Nontrivial band topologies in semimetals lead to robust surface states that can contribute dominantly to the total conduction. This may result in reduced resistivity with decreasing feature size contrary to conventional metals, which may highly impact the semiconductor industry. Here we study the resistivity scaling of a representative topological semimetal CoSi using realistic band structures and Green’s function methods. We show that there exists a critical thickness d_c dividing different scaling trends. Above d_c, when the defect density is low such that surface conduction dominates, resistivity reduces with decreasing thickness; when the defect density is high such that bulk conduction dominates, resistivity increases as in conventional metals. Below d_c where bulk states are depopulated, the persistent Fermi-arc remnant states give rise to decreasing resistivity down to the ultrathin limit, unlike topological insulators. The observed CoSi scaling can apply to broad classes of topological semimetals, providing guidelines for materials screening in back-end-of-line interconnect applications.
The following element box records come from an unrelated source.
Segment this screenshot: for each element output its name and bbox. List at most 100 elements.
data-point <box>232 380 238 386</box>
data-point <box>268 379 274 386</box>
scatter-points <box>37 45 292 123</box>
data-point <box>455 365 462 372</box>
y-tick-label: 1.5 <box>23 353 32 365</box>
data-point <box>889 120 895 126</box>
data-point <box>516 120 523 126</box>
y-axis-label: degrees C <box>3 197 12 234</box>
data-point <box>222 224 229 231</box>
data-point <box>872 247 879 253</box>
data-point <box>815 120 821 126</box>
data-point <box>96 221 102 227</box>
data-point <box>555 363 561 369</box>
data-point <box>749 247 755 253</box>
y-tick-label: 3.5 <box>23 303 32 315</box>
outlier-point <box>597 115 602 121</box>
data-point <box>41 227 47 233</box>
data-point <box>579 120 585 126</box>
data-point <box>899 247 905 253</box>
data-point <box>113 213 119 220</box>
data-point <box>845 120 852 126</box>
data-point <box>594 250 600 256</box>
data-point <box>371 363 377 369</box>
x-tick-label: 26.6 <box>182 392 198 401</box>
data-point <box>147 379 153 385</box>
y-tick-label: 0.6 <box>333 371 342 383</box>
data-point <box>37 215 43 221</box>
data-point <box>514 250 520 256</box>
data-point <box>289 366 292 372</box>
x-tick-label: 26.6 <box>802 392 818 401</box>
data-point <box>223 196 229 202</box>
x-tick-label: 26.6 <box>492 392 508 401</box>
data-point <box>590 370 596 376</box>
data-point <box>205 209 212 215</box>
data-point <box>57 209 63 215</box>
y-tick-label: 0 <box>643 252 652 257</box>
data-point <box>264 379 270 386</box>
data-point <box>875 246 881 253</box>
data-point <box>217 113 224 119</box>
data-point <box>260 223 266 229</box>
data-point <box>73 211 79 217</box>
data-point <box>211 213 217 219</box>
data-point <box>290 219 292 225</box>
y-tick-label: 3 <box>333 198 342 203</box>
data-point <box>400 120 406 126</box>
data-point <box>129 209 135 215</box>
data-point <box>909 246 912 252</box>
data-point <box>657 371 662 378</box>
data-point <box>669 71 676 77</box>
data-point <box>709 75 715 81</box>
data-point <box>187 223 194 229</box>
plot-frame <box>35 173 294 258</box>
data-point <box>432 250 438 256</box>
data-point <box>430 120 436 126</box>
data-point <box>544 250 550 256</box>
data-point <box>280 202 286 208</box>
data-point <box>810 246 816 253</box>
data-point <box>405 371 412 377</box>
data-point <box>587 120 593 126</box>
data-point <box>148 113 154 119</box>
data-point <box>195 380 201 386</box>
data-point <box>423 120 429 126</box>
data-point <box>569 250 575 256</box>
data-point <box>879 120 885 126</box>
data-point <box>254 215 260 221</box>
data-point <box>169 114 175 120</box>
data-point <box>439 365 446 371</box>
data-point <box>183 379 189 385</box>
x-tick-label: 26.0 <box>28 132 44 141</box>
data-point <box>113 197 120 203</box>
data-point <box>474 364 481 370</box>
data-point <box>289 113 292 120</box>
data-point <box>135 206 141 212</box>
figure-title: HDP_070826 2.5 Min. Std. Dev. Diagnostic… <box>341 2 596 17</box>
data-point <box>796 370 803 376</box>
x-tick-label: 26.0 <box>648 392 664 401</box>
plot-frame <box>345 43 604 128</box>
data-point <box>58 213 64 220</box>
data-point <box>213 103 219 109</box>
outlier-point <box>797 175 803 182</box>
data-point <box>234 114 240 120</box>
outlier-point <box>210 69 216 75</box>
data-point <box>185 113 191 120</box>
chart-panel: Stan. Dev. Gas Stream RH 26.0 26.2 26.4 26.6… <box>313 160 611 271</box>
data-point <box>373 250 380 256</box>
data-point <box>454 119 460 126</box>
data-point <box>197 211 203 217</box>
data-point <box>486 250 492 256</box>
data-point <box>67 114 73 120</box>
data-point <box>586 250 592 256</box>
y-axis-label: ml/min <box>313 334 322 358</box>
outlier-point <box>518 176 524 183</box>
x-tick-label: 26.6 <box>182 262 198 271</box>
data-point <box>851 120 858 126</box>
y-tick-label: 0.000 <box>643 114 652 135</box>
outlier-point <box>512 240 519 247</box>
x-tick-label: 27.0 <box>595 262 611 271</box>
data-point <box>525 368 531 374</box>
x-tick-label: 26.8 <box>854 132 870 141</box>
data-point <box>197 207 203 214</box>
半金属中的非平凡能带拓扑导致稳健的表面状态，这对总传导起着主导作用。与传统金属相反，这可能会导致电阻率随着特征尺寸的减小而降低，这可能会对半导体行业产生重大影响。在这里，我们使用真实的能带结构和格林函数方法研究了具有代表性的拓扑半金属 CoSi 的电阻率缩放。我们表明存在一个临界厚度d _c划分不同的缩放趋势。在dc以上，当缺陷密度低以致于表面传导占主导地位时，电阻率随着厚度的减小而降低_；当缺陷密度很高以至于体积传导占主导地位时，电阻率会像传统金属一样增加。以下与拓扑_绝缘体不同，在体积状态减少的情况下，持久的费米弧残余状态会导致电阻率降低到超薄极限。观察到的 CoSi 缩放可应用于广泛类别的拓扑半金属，为后端线互连应用中的材料筛选提供指导。